So I had an idea

So how do you secure the intake and exhaust manifolds against something doing >1RPM?
Also, the mass of piston acting against the cylinder walls would be extreme, especially for seals that rely on cylinder pressure to seal.

>ou want to do this, with two crankshafts...

Are you stupid? Are you literally stupid? The tilting cylinder was an example of a solid rod in a piston, not the design of the cylinder.

You intentionally misunderstood that.

Either I am genuinely obtuse, or you're missing the part where the kinetic energy from a piston is directly relayed to the crankshaft and has nowhere else to go. Piston

You said above you wanted to use two crankshafts. At any rate, everything else stands. How do you operate the valves when the whole fucking head and block is moving in relation to the crank?

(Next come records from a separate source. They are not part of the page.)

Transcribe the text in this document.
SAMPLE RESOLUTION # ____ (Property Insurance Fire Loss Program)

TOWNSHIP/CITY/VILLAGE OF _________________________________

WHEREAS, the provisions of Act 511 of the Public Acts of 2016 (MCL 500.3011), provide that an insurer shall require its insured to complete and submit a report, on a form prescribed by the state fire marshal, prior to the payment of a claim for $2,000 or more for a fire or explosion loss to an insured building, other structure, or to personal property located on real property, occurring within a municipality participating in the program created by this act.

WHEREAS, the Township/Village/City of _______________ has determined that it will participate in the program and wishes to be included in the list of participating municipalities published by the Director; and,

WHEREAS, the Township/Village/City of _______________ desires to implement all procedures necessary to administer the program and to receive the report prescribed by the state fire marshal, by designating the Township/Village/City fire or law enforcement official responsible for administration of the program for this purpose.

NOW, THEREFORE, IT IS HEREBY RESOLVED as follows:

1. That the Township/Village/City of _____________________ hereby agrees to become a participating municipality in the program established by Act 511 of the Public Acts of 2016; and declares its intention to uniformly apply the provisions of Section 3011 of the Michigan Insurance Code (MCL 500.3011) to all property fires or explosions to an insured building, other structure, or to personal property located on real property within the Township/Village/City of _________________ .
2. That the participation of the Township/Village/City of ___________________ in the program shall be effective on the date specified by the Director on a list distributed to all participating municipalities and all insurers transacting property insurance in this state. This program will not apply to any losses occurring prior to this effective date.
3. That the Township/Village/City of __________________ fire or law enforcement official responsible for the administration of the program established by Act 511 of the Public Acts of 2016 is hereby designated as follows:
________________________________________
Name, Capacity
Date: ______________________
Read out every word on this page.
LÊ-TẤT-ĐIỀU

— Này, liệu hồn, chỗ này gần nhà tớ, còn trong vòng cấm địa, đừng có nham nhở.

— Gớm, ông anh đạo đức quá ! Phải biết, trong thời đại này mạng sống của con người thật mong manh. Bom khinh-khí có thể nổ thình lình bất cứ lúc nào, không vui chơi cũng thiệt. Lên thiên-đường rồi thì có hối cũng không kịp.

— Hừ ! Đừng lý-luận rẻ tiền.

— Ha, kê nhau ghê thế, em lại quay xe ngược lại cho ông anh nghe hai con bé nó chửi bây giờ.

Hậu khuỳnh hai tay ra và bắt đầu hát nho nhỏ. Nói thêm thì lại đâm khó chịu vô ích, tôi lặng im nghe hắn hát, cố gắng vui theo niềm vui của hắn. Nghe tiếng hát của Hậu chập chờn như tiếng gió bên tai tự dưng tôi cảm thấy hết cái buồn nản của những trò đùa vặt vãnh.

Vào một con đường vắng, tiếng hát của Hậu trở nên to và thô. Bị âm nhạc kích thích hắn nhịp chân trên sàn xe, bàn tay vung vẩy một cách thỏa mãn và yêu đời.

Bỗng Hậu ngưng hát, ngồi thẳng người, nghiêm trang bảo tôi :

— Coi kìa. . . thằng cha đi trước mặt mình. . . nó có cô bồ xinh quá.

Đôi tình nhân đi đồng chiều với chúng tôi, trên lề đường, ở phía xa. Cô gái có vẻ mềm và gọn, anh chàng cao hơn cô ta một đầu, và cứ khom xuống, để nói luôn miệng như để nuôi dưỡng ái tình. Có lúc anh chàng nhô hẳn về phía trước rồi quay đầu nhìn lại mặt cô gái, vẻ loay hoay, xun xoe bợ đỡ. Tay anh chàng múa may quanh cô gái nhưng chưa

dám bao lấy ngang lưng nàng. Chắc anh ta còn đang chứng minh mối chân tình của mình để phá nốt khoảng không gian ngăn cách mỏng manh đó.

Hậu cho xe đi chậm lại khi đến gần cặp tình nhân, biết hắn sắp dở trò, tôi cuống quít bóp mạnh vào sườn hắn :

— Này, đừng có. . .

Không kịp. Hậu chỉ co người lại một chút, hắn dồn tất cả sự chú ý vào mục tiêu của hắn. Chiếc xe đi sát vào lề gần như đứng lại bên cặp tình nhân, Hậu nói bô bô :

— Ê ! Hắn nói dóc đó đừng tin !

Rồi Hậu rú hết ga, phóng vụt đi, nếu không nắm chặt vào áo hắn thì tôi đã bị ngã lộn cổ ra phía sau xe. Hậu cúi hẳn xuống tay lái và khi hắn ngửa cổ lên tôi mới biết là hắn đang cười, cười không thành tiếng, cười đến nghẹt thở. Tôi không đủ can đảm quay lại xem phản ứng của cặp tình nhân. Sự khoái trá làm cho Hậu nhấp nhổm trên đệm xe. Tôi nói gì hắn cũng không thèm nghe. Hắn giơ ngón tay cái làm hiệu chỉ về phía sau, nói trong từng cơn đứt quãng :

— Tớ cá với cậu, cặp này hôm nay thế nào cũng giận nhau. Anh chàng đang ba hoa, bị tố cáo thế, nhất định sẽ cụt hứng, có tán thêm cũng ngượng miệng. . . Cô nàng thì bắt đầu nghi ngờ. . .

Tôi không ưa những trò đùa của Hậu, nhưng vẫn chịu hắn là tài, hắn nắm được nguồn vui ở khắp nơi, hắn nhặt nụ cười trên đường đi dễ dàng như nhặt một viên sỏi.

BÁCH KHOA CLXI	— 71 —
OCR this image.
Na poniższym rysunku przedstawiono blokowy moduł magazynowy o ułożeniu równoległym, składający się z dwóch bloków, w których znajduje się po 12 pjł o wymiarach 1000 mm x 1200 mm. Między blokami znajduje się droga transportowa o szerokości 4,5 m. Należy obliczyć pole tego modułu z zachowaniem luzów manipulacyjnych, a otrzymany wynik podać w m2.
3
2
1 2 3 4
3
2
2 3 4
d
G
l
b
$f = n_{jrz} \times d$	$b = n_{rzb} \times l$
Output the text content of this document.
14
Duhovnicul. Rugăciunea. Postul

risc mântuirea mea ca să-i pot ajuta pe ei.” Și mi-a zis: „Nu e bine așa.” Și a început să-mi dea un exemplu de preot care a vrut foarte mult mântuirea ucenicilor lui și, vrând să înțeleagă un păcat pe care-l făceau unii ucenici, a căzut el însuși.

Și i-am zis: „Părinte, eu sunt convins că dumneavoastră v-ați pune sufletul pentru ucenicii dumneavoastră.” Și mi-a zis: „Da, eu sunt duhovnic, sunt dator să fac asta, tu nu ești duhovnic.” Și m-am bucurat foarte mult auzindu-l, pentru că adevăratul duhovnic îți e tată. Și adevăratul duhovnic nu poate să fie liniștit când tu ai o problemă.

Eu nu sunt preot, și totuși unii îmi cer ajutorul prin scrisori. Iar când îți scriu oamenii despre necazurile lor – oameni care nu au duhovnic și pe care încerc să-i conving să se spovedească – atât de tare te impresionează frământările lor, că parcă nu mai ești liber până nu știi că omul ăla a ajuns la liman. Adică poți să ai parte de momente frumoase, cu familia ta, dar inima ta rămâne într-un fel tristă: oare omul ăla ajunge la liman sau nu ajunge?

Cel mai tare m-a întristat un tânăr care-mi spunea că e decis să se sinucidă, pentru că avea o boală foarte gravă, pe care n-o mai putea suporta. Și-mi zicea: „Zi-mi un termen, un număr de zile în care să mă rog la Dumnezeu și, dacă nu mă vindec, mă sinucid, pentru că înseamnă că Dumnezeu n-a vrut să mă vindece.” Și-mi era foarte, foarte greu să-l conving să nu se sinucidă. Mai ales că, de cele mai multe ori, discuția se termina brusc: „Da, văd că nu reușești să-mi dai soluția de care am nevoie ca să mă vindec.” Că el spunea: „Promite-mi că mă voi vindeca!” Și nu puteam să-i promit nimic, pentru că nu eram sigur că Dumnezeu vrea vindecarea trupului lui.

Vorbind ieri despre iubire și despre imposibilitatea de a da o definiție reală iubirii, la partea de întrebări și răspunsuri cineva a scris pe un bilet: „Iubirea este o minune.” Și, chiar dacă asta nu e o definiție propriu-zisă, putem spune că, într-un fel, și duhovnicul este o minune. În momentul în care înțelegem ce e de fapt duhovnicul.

Why in God's name would you want so.much mass flapping around constantly? How are you going to hook up the intake and exhaust with a flapping fucking engine. This shitbox will take up at least 3 times the space of a regular engine of the same size. You have no crankshaft lubrication at all. I can come up.with more issues of you want? Or you could do some critical thinking yourself perhaps.

You are being obtuse. THink, how does a normal piston work?

Now keep that motion the same, just add a solid rod that doesn't move between the piston and connecting rod.

Same motion.

The mass acting against the cylinder walls would be identical to a normal engine.

You guys seem to be missing how a normal piston transforms linear motion into circular motion.

You literally misunderstood what I just told you that you intentionally misunderstood.

The point of that gif was to show that you can have a stationary rod int he cylinder--nothing is moving but the same parts that move in a normal engine.

Its just gonna pivot around between solid rod and crank without a full 360 motion like suspension does. That's why conrods bolt directly to the crank.

Mmm. The pressure on that vertical-only conrod would laterally astronomical if the 2nd con rod was short enough to allow a full rotation, but then the 2nd half of the return rotation wouldn't pressurize the cylinder for the next cycle anyway if it runs 4t.

How are you misunderstanding this?

See how the piston rod connects to a normal connecting rod, that connects, normally, to a crank in this example?

Is there a video/.gif of this idea working outside of paper, as an internal combustion engine and not a crank-driven pump?